Le second chapitre cherche à établir le concept schmittien de l’ennemi « substan­tiel ». Figure absolue de l’ennemi, le juif, soutient Zarka, apparaît, sans être nommé de la sorte, comme celui qui peut justifier l’extermination totale. Afin de cerner le concept d’ennemi substantiel, Zarka reprend ici la double définition de l’ennemi, définie par Schmitt, de l’inimicus (qui est de nature privée) et de l’hostis (qui est de nature politique), et il la réinterprète selon les catégories « ennemi relationnel » et « ennemi substantiel ». Est de nature relationnelle l’ennemi qui tombe sous les faits de circonstances, il ne s’agit d’une tendance inscrite ni dans la nature humaine en général ni dans celle des États. Si une dynamique de l’hostilité peut s’instaurer, c’est parce que les hommes ou les États se trouvent entraînés dans un désir illimité de puissance qui les oppose, dont la raison est la volonté pour chacun d’assurer sa sécurité propre pour l’avenir » (p. 38). On trouve ici la conception hobbe­sienne, reprise par Schmitt, sur la légitimité de la guerre, laquelle dépend donc essentiellement des circonstances relationnelles entre puissances antagonistes. Le problème, soutient Zarka, c’est qu’au-delà de cette conception relationnelle de l’ennemi se trouve chez Schmitt une conception très radicale de l’ennemi qui n’est pas fonction de la relation effective mais qui s’inscrit dans la teneur substantielle de l’ennemi. L’ennemi substantiel n’est pas un ennemi de circonstance mais un ennemi « de race et de sang ». Le juif, contrairement à d’autres races, n’est pas assimilable, « il peut se déguiser mais n’est pas assimi­lable » (p. 39). Le juif est l’ennemi substantiel, car il n’est pas « un ennemi comme les autres, il est celui avec lequel se jouent un affrontement séculaire et une bataille décisive, celle de l’avenir de la civilisation » (p. 42). En me défendant contre le juif, écrivait Schmitt « je lutte pour l’oeuvre du Seigneur ». Le concept d’ennemi substantiel apparaîtra donc central dans la position que soutient Zarka contre Schmitt.

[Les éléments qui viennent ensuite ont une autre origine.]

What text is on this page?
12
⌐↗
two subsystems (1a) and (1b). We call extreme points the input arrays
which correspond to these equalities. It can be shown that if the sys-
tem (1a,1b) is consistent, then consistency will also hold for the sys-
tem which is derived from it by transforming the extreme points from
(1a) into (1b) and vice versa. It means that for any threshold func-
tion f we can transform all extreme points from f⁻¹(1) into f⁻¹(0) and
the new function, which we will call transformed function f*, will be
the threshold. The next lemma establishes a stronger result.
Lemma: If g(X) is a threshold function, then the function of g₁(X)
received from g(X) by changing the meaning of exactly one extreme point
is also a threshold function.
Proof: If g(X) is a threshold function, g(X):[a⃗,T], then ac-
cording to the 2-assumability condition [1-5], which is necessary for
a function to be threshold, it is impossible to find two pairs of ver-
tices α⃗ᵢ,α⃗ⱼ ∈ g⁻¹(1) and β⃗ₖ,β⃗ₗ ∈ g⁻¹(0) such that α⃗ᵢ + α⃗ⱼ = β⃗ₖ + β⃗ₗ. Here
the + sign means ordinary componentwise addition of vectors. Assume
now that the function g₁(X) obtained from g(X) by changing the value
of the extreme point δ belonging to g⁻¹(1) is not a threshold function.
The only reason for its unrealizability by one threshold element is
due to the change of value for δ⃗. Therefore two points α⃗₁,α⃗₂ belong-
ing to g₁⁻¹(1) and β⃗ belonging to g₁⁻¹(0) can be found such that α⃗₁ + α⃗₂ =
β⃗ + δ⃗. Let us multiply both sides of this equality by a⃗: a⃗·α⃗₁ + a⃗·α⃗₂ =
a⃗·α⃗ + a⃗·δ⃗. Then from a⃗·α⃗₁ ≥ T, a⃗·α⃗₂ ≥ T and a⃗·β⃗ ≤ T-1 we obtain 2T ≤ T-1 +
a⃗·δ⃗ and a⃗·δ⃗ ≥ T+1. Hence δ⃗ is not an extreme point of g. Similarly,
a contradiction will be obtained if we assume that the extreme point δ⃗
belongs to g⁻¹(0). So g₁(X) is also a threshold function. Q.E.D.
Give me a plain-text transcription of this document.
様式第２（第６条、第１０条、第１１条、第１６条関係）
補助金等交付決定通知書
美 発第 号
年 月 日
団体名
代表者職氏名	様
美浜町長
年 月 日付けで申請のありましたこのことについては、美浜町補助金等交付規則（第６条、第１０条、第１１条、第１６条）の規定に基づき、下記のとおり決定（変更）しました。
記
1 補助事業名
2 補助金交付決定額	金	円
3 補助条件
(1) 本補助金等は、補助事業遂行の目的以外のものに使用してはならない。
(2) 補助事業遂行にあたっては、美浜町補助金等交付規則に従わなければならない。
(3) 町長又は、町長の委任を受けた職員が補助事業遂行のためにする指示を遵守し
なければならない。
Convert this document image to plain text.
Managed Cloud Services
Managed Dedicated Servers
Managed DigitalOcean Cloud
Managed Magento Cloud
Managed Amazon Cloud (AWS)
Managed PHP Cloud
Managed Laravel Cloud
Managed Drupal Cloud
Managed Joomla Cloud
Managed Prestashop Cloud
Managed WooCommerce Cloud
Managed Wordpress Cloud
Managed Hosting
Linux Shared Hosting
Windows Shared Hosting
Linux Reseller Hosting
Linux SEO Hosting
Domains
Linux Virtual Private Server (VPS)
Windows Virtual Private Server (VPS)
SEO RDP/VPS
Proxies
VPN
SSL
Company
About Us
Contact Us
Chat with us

On ne peut que déplorer ici le fait que ce chapitre, fort original, ne soit pas plus développé, compte tenu de la charge qu’entreprend Zarka contre la pensée de Schmitt. Sous un autre angle, le dernier chapitre reprend la question de l’ennemi substantiel. S’il a pensé cette « sortie de l’ennemi hors de l’huma­nité, hors de la valeur, sous la figure de l’ennemi absolu », Schmitt a pourtant esquivé la désignation de l’ennemi du nazisme au profit d’une autre guerre, plus redoutable, celle de la guerre atomique. Schmitt résorberait la question de l’ennemi substantiel en déplaçant la question de l’extermination par « les potentialités ouvertes par la nouvelle arme » (p. 43). Face à un ennemi absolu il faut développer un moyen de destruction absolu, de telle façon que c’est la nature de l’ennemi qui détermine la nature des moyens pour l’exterminer. Mais on n’aura pas chez Schmitt, déplore lui-même Zarka, une définition plus explicite de l’ennemi substantiel. On trouvera cependant cette phrase étonnante de Schmitt: « Les hommes qui utilisent ces moyens contre d’autres se voient contraints d’anéantir aussi moralement ces autres hommes, leurs victimes et leurs objets. Ils sont forcés de déclarer criminel et inhumain dans son ensemble le camp adverse, d’en faire une non-valeur totale, sous peine d’être eux-mêmes des criminels ou des monstres. La logique de la valeur et de la non-valeur déploie sa pleine rigueur destructrice et contraint à des discriminations. À des criminalisations et à des dépréciations toujours nouvelles, toujours plus profondes, jusqu’à l’extermination de tout sujet sans valeur, indigne de vivre » (p. 44).

Le nazisme, écrit Zarka, a-t-il été autre chose? Pourtant, s’il en fut ainsi, « ce n’est pas un accident de l’histoire ». Ainsi, loin de rejeter les écrits de Carl Schmitt, Zarka soutient qu’il faut les lire! Lire les oeuvres de Schmitt, car c’est là « ce que l’homme a fait de pire » (p. 49), et c’est pourquoi il faut justement le lire. Mon intention, écrit-il en réponse aux critiques qui lui sont adressées, « n’a jamais été, ce que certains m’ont reproché pourtant, de censurer les textes de Schmitt ou d’empêcher qu’ils soient publiés ou lus. [...] Ma démarche est exactement le contraire; elle consiste à dire qu’il importe de mettre à la disposition du public tous les textes de Schmitt, y compris ceux de la période nazie et ceux qui prolongent ces positions après le nazisme » (p. 90-91). Il ne s’agit pas non plus de blanchir Schmitt de quoi que ce soit. Position diamétralement opposée à celle d’Emmanuel Faye qui cherchait plutôt à rayer des bibliothèques les écrits de Heidegger, la position de Zarka en est une qui appelle au débat, mais cela sans oublier que « la barbarie nazie, la réalité du génocide a été possible dans l’histoire du XXe siècle parce qu’elle avait d’abord été pensée et admise par certains comme possible. La pensée de Schmitt va dans cette direction de l’ignominie » (p. 90). On attendra avec impatience l’autre livre annoncé par Zarka, pour comprendre davantage les fondements de sa propre position contre Schmitt. Cela en méditant longuement, oui, l’ampleur de la séduction qu’a exercé un tel régime sur Schmitt, mais surtout comment cette séduction fait son chemin dans le renouveau du marxisme.